Kelley also hypothesizes that “if [Gordon] goes to the NBA, struggles and gets sent to the D-League, that would be devastating to his self-esteem.” So this must be a pretty common occurrence, huh? Gordon is a projected lottery pick by ESPN, Sports Illustrated and DraftExpress. Well, of the 42 lottery picks selected over the past three NBA drafts, only FIVE have spent time in the D-League. It seems like Gordon’s self-esteem isn’t in as much danger as our resident psychologist, Mr. Kelley, would make it out to be.
Finally, Kelley chooses to use former UA stars Derrick Williams and Ka’Deem Carey to show us why Gordon should stay in school.
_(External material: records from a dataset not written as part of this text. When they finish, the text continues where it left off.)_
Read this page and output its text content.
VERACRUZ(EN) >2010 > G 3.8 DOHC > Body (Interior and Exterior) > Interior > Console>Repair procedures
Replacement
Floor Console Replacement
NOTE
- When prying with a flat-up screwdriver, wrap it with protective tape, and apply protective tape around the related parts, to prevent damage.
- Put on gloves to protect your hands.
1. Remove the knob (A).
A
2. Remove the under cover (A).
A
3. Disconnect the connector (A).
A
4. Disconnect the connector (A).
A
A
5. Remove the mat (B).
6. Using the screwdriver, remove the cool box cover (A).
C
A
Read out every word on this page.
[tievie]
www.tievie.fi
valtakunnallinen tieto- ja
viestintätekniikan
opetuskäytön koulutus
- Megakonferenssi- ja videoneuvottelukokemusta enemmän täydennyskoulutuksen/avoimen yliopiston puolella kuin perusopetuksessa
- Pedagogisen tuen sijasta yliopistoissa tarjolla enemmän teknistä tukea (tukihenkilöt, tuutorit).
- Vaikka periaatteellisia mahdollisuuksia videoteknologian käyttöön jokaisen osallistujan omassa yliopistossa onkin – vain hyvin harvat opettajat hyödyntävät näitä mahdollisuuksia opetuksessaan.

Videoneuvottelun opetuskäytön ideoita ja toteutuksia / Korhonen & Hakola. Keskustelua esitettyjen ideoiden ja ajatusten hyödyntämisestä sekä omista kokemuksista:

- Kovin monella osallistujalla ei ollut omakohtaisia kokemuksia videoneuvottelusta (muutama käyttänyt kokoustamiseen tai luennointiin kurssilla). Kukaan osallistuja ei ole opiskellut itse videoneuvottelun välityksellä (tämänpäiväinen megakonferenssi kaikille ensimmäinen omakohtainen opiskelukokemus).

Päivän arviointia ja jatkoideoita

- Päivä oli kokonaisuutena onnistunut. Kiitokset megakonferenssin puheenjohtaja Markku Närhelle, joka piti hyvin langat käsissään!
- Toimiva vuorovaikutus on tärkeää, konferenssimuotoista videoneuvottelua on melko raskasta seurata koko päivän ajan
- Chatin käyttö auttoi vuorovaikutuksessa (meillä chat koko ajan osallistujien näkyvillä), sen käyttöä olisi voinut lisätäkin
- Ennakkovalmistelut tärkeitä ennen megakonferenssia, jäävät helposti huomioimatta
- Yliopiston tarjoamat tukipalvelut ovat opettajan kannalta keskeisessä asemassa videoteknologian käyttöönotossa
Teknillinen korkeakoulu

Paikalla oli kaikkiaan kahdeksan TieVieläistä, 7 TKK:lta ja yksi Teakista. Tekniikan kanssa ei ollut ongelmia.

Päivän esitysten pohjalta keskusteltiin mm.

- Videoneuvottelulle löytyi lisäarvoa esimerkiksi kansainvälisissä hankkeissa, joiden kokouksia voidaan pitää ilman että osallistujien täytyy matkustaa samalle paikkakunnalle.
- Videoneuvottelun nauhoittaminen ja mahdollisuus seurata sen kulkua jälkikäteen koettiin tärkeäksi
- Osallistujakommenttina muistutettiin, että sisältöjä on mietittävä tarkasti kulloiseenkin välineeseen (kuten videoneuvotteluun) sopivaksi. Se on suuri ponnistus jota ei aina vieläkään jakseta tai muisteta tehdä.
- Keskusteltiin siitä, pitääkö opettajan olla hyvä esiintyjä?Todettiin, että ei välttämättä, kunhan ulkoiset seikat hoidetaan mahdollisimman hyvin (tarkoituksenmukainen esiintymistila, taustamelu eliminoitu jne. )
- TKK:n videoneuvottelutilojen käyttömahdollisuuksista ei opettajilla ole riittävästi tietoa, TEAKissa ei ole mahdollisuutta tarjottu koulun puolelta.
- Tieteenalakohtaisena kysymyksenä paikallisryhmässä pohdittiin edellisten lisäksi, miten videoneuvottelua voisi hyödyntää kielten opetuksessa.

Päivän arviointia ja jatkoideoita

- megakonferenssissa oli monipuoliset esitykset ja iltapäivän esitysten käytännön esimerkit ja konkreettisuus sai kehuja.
He believes that Gordon needs to stay to improve his shooting in a sophomore season. Something to the tune of improving his 3-point shooting by 31.8 percent and his free-throw shooting by 6.5 percent would certainly be lauded. Those numbers just so happen to represent the jump Williams had from his freshman to sophomore year. And that extra year sure made Williams ready, didn’t it? As for Carey, who Kelley lauds for staying and accruing UA records, well, he left for the NFL draft at the first chance he had to do so, but Kelley doesn’t think Gordon should exercise his right to leave for the NBA in the same way. It’s not as though our Pac-12 Freshman of the Year and newly minted owner of UA’s freshman rebounding record is short on accolades, either.
He ends by proclaiming that “If Gordon leaves right now, his UA career will be a sad tale of what could have been.” So is that it or is it one of those other overly-simplistic reasons? Tell us what’s best for him. Kelley doesn’t substantiate his sweeping generalizations and just wants Gordon to forgo the NBA so we get another exciting year of “Lob Pueblo” in McKale Center. How exactly will staying in school help Aaron Gordon, the person? Kelley never gives us a legitimate answer. If Gordon chooses to stay, it will be because he wants to take another shot at winning a championship and not for any of the misguided reasons Kelley provides. Gordon simply doesn’t owe us or need us anymore.